Le Parlement adopte définitivement la taxe sur les géants du numérique

Cette taxe vise les entreprises qui réalisent un chiffre d'affaires sur leurs activités numériques de plus de 750 millions d'euros dans le monde, dont 25 millions d'euros pouvant être rattachés à des utilisateurs localisés en France.

Les logos des quatre entreprises qui composent l\'acronyme Gafa : Google, Amazon, Facebook et Apple.
Les logos des quatre entreprises qui composent l'acronyme Gafa : Google, Amazon, Facebook et Apple. (RICCARDO MILANI / HANS LUCAS / AFP)

Le Parlement a définitivement adopté, jeudi 11 juillet, l'instauration d'une taxe sur les géants du numérique. Le texte a été adopté par un ultime vote à main levée au Sénat. La taxe devrait s'appliquer à une trentaine de groupes incluant Google, Amazon, Facebook et Apple (les Gafa), ainsi que Meetic, Airbnb, Instagram ou encore la française Criteo. Cette taxe devrait rapporter 400 millions d'euros en 2019, puis 650 millions en 2020.

L'idée est de les imposer à hauteur de 3% du chiffre d'affaires réalisé en France, notamment sur la publicité ciblée en ligne, la vente de données à des fins publicitaires et la mise en relation des internautes par les plateformes.

La "taxe Gafa à la française" s'inspire largement d'un projet européen qui n'a pas abouti en raison des réticences de l'Irlande, de la Suède, du Danemark et de la Finlande. Elle vise les entreprises qui réalisent un chiffre d'affaires sur leurs activités numériques de plus de 750 millions d'euros dans le monde, dont 25 millions d'euros pouvant être rattachés à des utilisateurs localisés en France.
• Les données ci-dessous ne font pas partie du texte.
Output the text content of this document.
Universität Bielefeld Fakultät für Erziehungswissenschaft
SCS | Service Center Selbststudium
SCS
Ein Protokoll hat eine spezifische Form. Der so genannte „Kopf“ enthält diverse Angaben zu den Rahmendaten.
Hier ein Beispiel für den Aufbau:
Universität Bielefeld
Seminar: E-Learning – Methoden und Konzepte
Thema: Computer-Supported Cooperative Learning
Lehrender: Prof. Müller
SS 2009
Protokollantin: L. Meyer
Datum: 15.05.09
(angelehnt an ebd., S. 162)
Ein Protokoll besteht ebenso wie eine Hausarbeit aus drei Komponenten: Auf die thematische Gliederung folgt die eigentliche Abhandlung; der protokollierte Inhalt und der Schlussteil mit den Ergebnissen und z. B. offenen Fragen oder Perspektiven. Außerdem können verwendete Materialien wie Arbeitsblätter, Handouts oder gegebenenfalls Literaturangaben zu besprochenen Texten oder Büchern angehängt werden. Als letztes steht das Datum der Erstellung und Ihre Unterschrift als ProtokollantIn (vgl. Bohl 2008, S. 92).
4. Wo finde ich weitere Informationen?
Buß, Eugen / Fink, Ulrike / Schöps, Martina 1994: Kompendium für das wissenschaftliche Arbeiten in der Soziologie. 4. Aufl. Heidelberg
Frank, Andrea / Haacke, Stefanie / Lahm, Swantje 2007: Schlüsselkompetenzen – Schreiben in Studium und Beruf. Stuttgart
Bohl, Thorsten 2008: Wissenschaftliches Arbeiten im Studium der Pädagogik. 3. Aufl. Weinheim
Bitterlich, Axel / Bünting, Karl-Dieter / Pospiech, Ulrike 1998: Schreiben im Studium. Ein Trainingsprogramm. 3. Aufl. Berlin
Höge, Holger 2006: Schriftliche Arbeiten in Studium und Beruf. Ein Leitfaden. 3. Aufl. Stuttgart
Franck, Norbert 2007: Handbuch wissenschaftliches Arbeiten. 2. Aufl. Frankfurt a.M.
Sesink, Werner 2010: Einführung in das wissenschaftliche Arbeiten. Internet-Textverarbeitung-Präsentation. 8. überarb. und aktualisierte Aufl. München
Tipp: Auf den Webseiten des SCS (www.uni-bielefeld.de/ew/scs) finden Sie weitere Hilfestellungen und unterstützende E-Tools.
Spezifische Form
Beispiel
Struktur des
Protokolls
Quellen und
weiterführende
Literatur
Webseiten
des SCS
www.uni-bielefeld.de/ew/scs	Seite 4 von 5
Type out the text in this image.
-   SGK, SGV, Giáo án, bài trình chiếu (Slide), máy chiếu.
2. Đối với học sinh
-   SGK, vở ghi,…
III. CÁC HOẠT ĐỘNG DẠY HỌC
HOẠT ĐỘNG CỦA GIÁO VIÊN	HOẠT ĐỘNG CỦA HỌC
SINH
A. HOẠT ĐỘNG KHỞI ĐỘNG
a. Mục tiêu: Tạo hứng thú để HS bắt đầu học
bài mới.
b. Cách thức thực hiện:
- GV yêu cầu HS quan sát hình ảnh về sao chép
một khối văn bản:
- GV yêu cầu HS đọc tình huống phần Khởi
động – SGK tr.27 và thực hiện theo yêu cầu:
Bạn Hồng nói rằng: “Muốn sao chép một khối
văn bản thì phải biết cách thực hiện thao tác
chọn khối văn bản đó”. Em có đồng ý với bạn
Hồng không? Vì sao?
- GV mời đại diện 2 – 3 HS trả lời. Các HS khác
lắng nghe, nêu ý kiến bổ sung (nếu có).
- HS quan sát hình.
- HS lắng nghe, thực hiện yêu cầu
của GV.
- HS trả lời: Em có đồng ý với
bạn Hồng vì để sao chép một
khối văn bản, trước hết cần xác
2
"Des accords plutôt que des menaces"

"La France est un Etat souverain, elle décide souverainement de ses dispositions fiscales, et elle continuera de décider souverainement de ses décisions fiscales", a déclaré le ministre de l'Economie, Bruno Le Maire, avant le vote ultime du Parlement. "Je veux redire à nos partenaires américains que ce doit être une incitation pour eux à accélérer encore les travaux sur une solution internationale de taxation du numérique à l'échelle de l'OCDE", a-t-il poursuivi.

"Nous aurons d'ici dix jours le G7 des ministres des Finances, qui se tiendra à Chantilly, le secrétaire américain au Trésor sera présent. Accélérons les travaux au niveau international, trouvons une solution commune, trouvons une solution au niveau de l'OCDE et passons par des accords plutôt que par des menaces", a également lancé le ministre de l'Economie.